The value of the traditional currencies don’t leak or for that matter gain in matters of weeks/days/minutes barring exceptions.

 

The challenge with Cryptocurrencies is that they do not represent stored inherent value but have mushroomed as a trading vehicle, providing thrill and transactional benefits to the speculator industry.

 

Their status as Currency shall be debated for a long time until they see the test of time, also the risks that are associated with them can’t be disregarded.

 

1. Technology for the Young Cryptocurrency is still a relatively new concept. Bitcoin was created around ten years ago and has yet to mature into a viable currency. With so many changes in recent years, it’s impossible to predict how the industry will develop.
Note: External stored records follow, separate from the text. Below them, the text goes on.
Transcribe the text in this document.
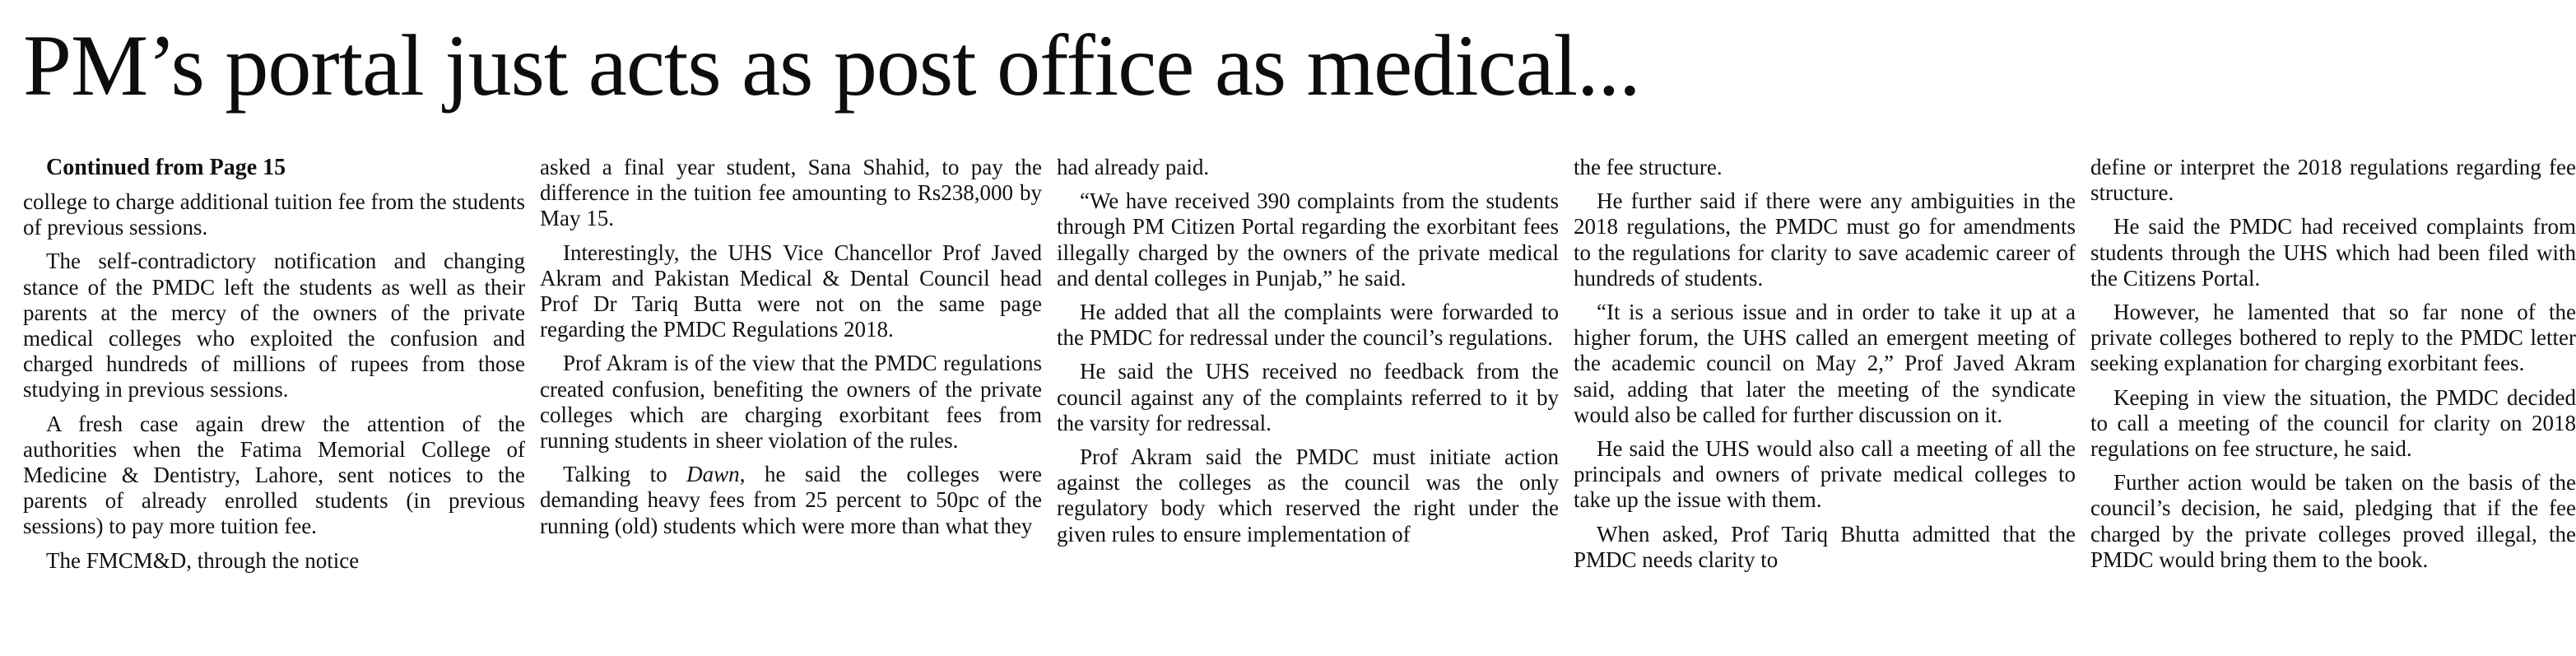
PM’s portal just acts as post office as medical...

Continued from Page 15

college to charge additional tuition fee from the students of previous sessions.

The self-contradictory notification and changing stance of the PMDC left the students as well as their parents at the mercy of the owners of the private medical colleges who exploited the confusion and charged hundreds of millions of rupees from those studying in previous sessions.

A fresh case again drew the attention of the authorities when the Fatima Memorial College of Medicine & Dentistry, Lahore, sent notices to the parents of already enrolled students (in previous sessions) to pay more tuition fee.

The FMCM&D, through the notice

asked a final year student, Sana Shahid, to pay the difference in the tuition fee amounting to Rs238,000 by May 15.

Interestingly, the UHS Vice Chancellor Prof Javed Akram and Pakistan Medical & Dental Council head Prof Dr Tariq Butta were not on the same page regarding the PMDC Regulations 2018.

Prof Akram is of the view that the PMDC regulations created confusion, benefiting the owners of the private colleges which are charging exorbitant fees from running students in sheer violation of the rules.

Talking to Dawn, he said the colleges were demanding heavy fees from 25 percent to 50pc of the running (old) students which were more than what they

had already paid.

“We have received 390 complaints from the students through PM Citizen Portal regarding the exorbitant fees illegally charged by the owners of the private medical and dental colleges in Punjab,” he said.

He added that all the complaints were forwarded to the PMDC for redressal under the council’s regulations.

He said the UHS received no feedback from the council against any of the complaints referred to it by the varsity for redressal.

Prof Akram said the PMDC must initiate action against the colleges as the council was the only regulatory body which reserved the right under the given rules to ensure implementation of

the fee structure.

He further said if there were any ambiguities in the 2018 regulations, the PMDC must go for amendments to the regulations for clarity to save academic career of hundreds of students.

“It is a serious issue and in order to take it up at a higher forum, the UHS called an emergent meeting of the academic council on May 2,” Prof Javed Akram said, adding that later the meeting of the syndicate would also be called for further discussion on it.

He said the UHS would also call a meeting of all the principals and owners of private medical colleges to take up the issue with them.

When asked, Prof Tariq Bhutta admitted that the PMDC needs clarity to

define or interpret the 2018 regulations regarding fee structure.

He said the PMDC had received complaints from students through the UHS which had been filed with the Citizens Portal.

However, he lamented that so far none of the private colleges bothered to reply to the PMDC letter seeking explanation for charging exorbitant fees.

Keeping in view the situation, the PMDC decided to call a meeting of the council for clarity on 2018 regulations on fee structure, he said.

Further action would be taken on the basis of the council’s decision, he said, pledging that if the fee charged by the private colleges proved illegal, the PMDC would bring them to the book.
Only for a limited time, Bitcoin may be the first step toward a new monetary exchange, but few businesses accept it as a legitimate method of payment. Currently, just a few online businesses offer bitcoin trades, including Overstock, Newegg, and Monoprix.

 

2. Technology Reliance,  Bitcoin is an online exchange that is reliant on technology. Dependence on Technology Bitcoin is a technology-based online currency exchange. Coins are mined digitally, traded through smart wallets, and monitored via a variety of methods. Cryptocurrency has no value without such technology. There is no tangible collateral to back it up, unlike other kinds of cash or investment.

 

3. There are no rules in place. Currently, there are no substantial laws governing the bitcoin industry. The government hasn’t taken a firm stance on cryptocurrencies because it’s still a relatively young sector. It is tax-free, which makes it an appealing investment prospect.

 

4. Cybertheft, Because cryptocurrency is built on technology, it is vulnerable to cyberattacks. Because there is no method to recover lost or stolen bitcoins, hacking is a major danger.